Sunday, September 11, 2-3:30 pm: Objects and Memory, a film about individuals who have preserved meaningful objects in the aftermath of personal upheaval (Brian Danitz and Jonathan Fein, 2008, 62 min., PG), and three animated short films based on interviews recorded by the oral history project StoryCorps in which people remember loved ones lost on 9/11 (Mike and Tim Rauch, 2011, 12 min., NR). A question-and-answer session with Fein and the Rauch brothers follows. Brooklyn Museum, 200 Eastern Parkway, Brooklyn, NY.

Sunday, September 11, 11 am-6:00 pm: The New Museum offers free admission all day. The Museum presents New York-based artist Elena del Rivero’s [Swi:t] Home: A CHANT  in the lobby gallery from September 6-26 to commemorate the tenth anniversary of the World Trade Center tragedy on September 11, 2001. The New Museum, 235 Bowery (opposite Prince Street), NY, NY.

Sunday, September 11, 4:00 pm: On the ten-year anniversary of 9/11, we remember the tragic events and where we were on that day. This collective memory, shared around the world, is being reflected in the 9/11 Memorial and Museum. Jake Barton of Local Projects will discuss the creation of the media design for the 9/11 Memorial Museum, the Memorial Guide digital wayfinding and storytelling apps, and an algorithm developed to help in the arrangement of names of those honored by the Memorial.
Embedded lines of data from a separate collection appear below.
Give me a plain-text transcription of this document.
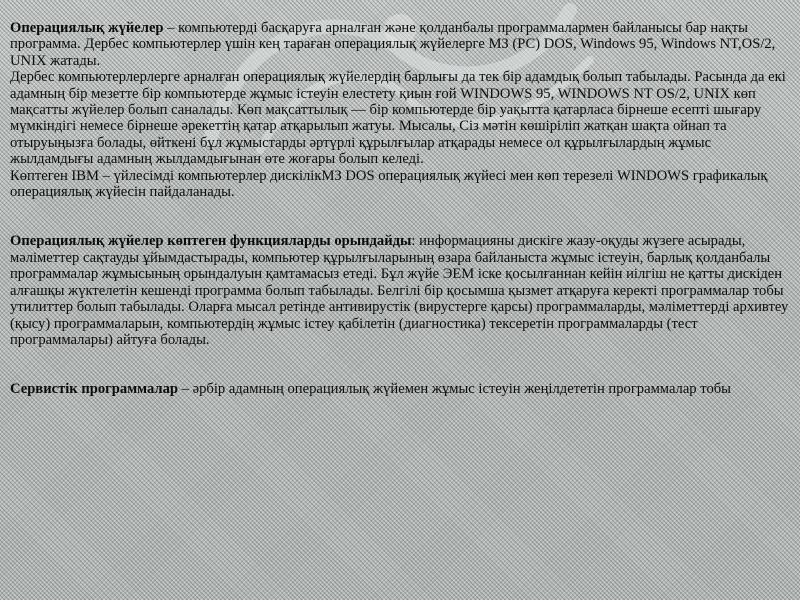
Операциялық жүйелер – компьютерді басқаруға арналған және қолданбалы программалармен байланысы бар нақты программа. Дербес компьютерлер үшін кең тараған операциялық жүйелерге МЗ (РС) DOS, Windows 95, Windows NT,OS/2, UNIX жатады.

Дербес компьютерлерлерге арналған операциялық жүйелердің барлығы да тек бір адамдық болып табылады. Расында да екі адамның бір мезетте бір компьютерде жұмыс істеуін елестету қиын ғой WINDOWS 95, WINDOWS NT OS/2, UNIX көп мақсатты жүйелер болып саналады. Көп мақсаттылық — бір компьютерде бір уақытта қатарласа бірнеше есепті шығару мүмкіндігі немесе бірнеше әрекеттің қатар атқарылып жатуы. Мысалы, Сіз мәтін көшіріліп жатқан шақта ойнап та отыруыңызға болады, өйткені бұл жұмыстарды әртүрлі құрылғылар атқарады немесе ол құрылғылардың жұмыс жылдамдығы адамның жылдамдығынан өте жоғары болып келеді.

Көптеген IBM – үйлесімді компьютерлер дискілікМЗ DOS операциялық жүйесі мен көп терезелі WINDOWS графикалық операциялық жүйесін пайдаланады.

Операциялық жүйелер көптеген функцияларды орындайды: информацияны дискіге жазу-оқуды жүзеге асырады, мәліметтер сақтауды ұйымдастырады, компьютер құрылғыларының өзара байланыста жұмыс істеуін, барлық қолданбалы программалар жұмысының орындалуын қамтамасыз етеді. Бұл жүйе ЭЕМ іске қосылғаннан кейін иілгіш не қатты дискіден алғашқы жүктелетін кешенді программа болып табылады. Белгілі бір қосымша қызмет атқаруға керекті программалар тобы утилиттер болып табылады. Оларға мысал ретінде антивирустік (вирустерге қарсы) программаларды, мәліметтерді архивтеу (қысу) программаларын, компьютердің жұмыс істеу қабілетін (диагностика) тексеретін программаларды (тест программалары) айтуға болады.

Сервистік программалар – әрбір адамның операциялық жүйемен жұмыс істеуін жеңілдететін программалар тобы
BMW Guggenheim Lab, First Park, Second Avenue and Houston Street, NY, NY.

Thursday, September 15-Sunday, September 18 and Thursday, September 22-Sunday, September 25: stillspotting nyc: manhattan. Arvo Part and Snohetta. For the second edition of stillspotting nyc, a two-year multidisciplinary project that takes the Guggenheim Museum’s programming out into the streets of New York City’s boroughs, Estonian composer Arvo Pärt and U.S. and Norway–based architecture firm Snøhetta create urban soundscapes around Lower Manhattan that explore the relationship between space and sound. Various locations in Lower Manhattan. The Guggenheim Museum in collaboration with the Spatial Information Design Lab (Columbia University) and the Photography, Video, and Related Media Program (School of Visual Arts). Information.